Op dit moment is de behandeling van 1.933 aanvragen voor de knelgevallenvoorziening
afgerond. Hiervan zijn 311 aanvragen toegewezen en 1.622 aanvragen afgewezen. Vanaf
eind februari 2018 zijn er besluiten op de aanvraag voor de knelgevallenvoorziening
verzonden. Dit betekent dat voor een deel van de aanvragen die zijn afgewezen de bezwaartermijn
zal zijn verstreken.
RVO.nl streeft ernaar om de resterende aanvragen voor de knelgevallenvoorziening zorgvuldig
en zo snel mogelijk af te handelen. Een aantal oorzaken maakt dat dit meer tijd kost.
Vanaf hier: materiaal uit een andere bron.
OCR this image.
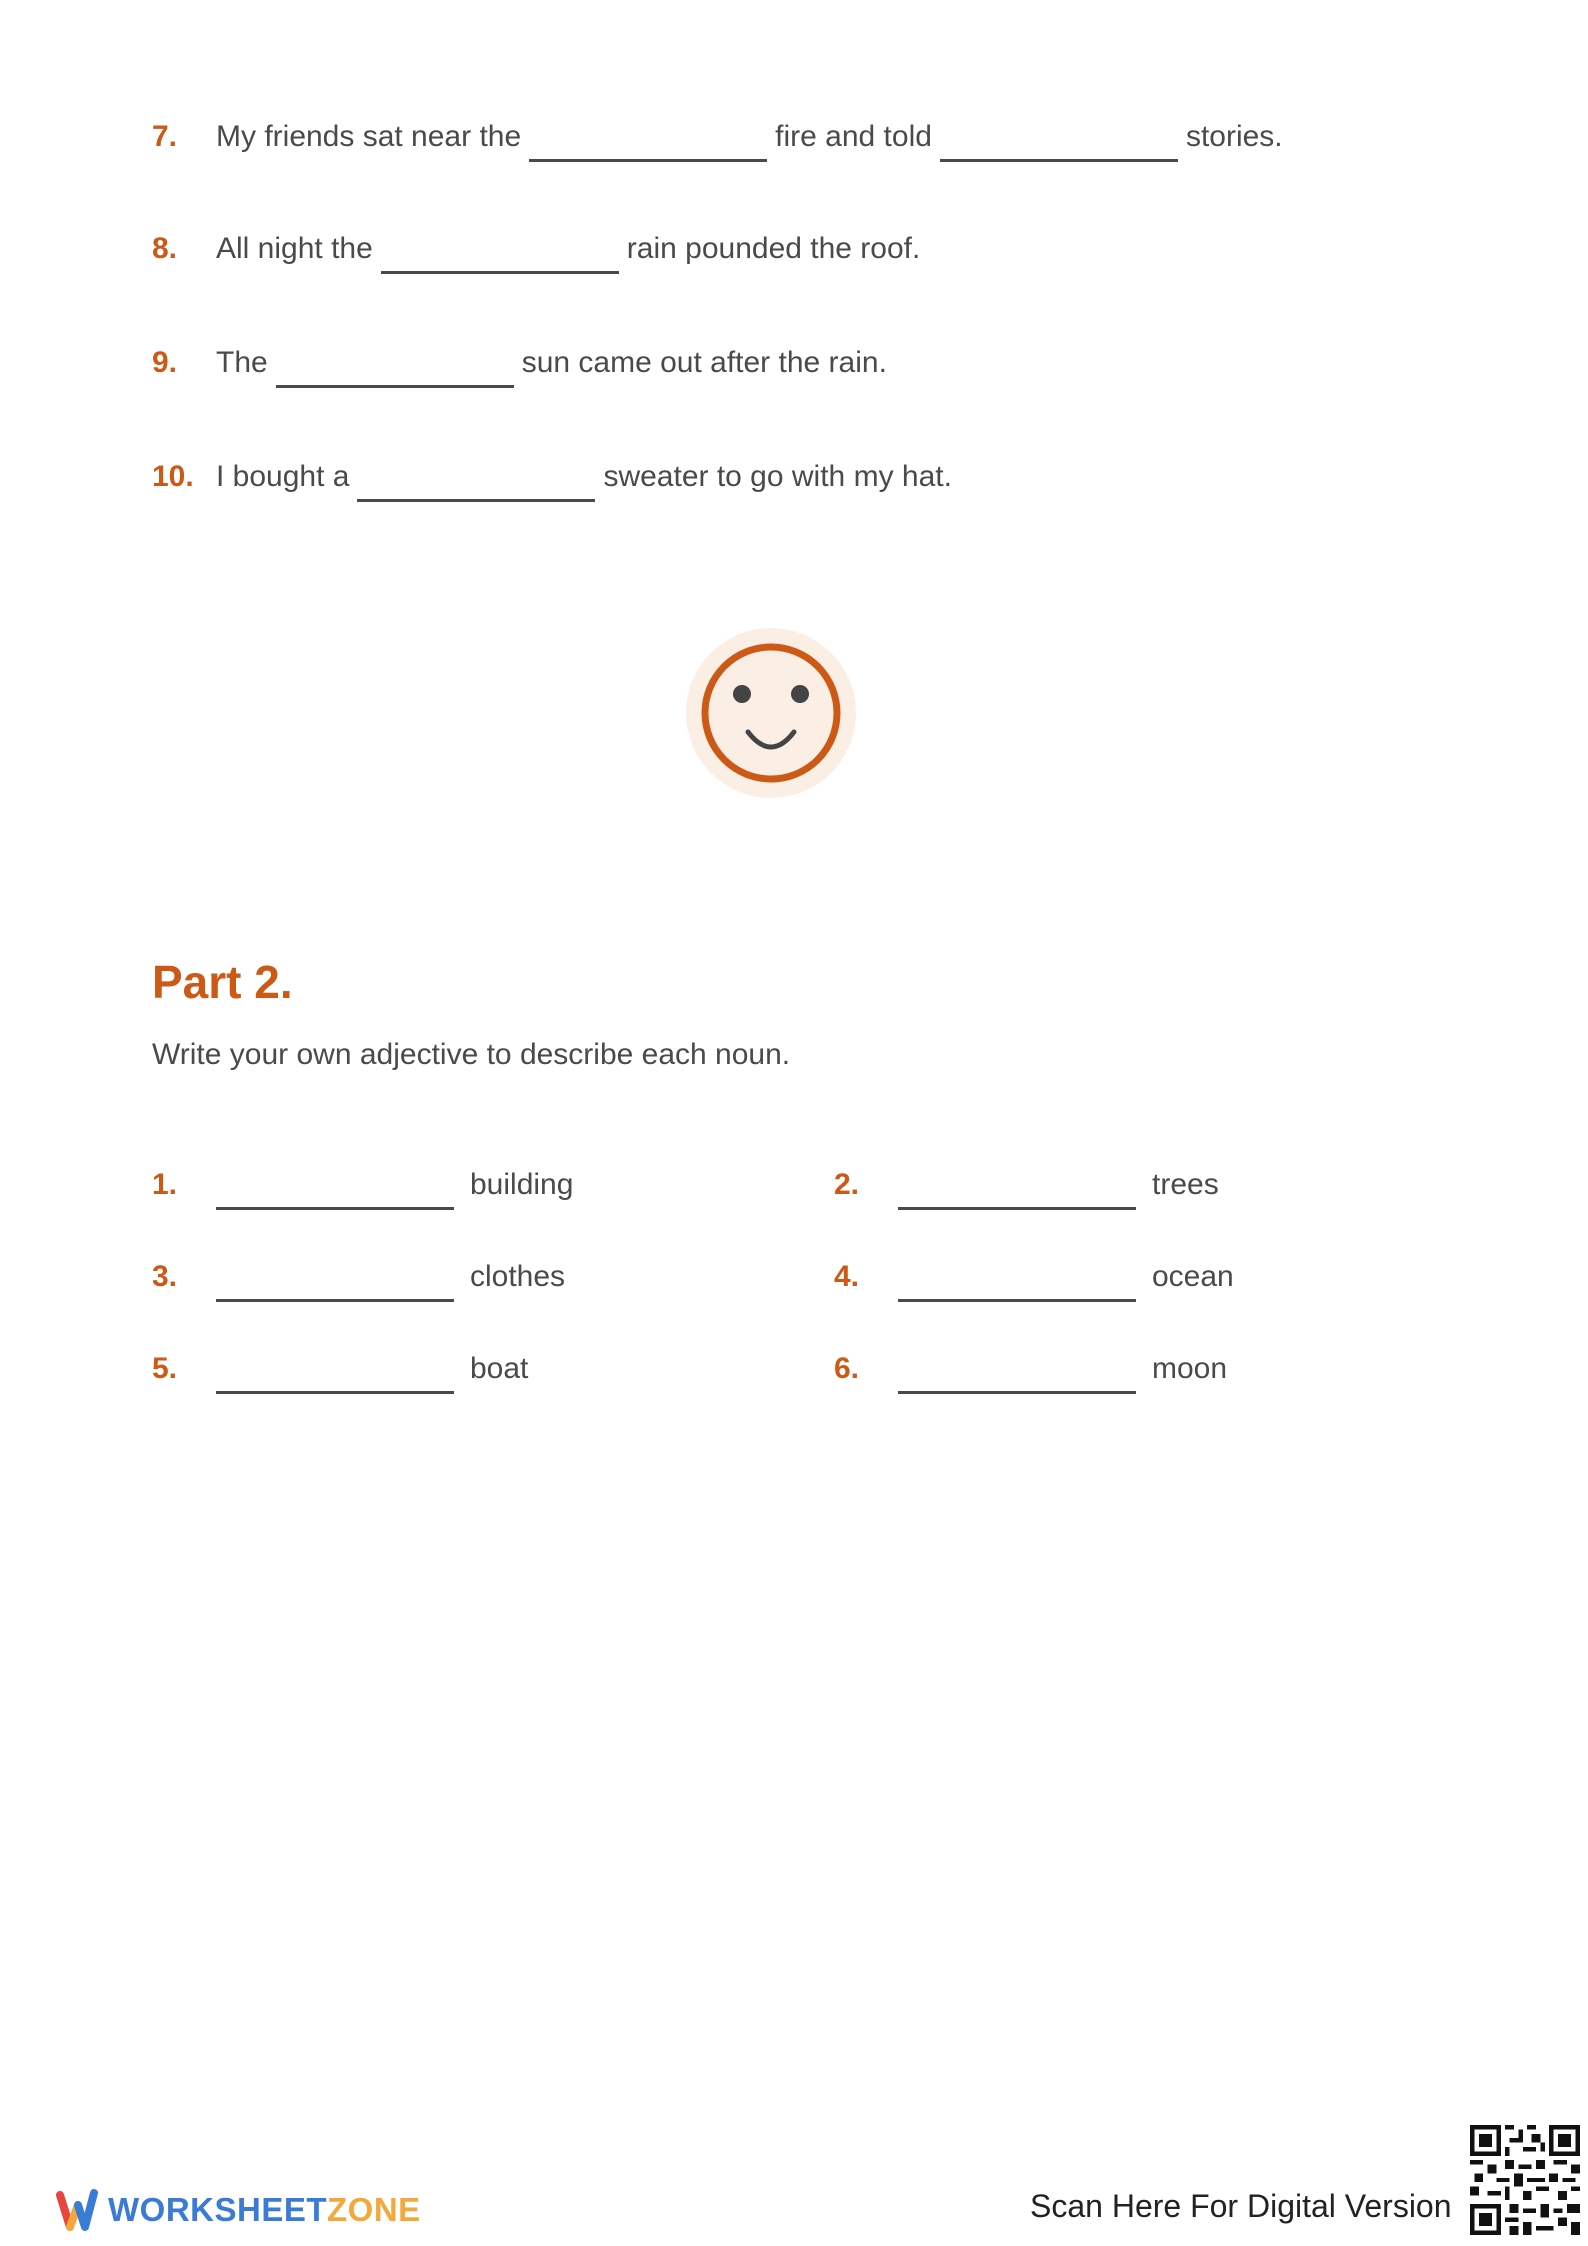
7.	My friends sat near the	fire and told	stories.
8.	All night the	rain pounded the roof.
9.	The	sun came out after the rain.
10. I bought a	sweater to go with my hat.
Part 2.
Write your own adjective to describe each noun.
1.	building	2.	trees
3.	clothes	4.	ocean
5.	boat	6.	moon
WORKSHEETZONE	Scan Here For Digital Version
Zo is er sprake van aanvragen voor de knelgevallenvoorziening door vleesveehouders.
In deze gevallen moet eerst de herbeoordeling op basis van de beleidsregel worden
afgerond, voordat de aanvraag voor de knelgevallenvoorziening kan worden afgehandeld.
Daarnaast zijn er bedrijven die zowel een aanvraag voor de knelgevallenvoorziening
als een bezwaarschrift tegen de initiële beschikking voor de toekenning van fosfaatrechten
hebben ingediend. In deze gevallen wordt de beoordeling van de aanmelding voor de
knelgevallenvoorziening gecombineerd met de afhandeling van het bezwaarschrift.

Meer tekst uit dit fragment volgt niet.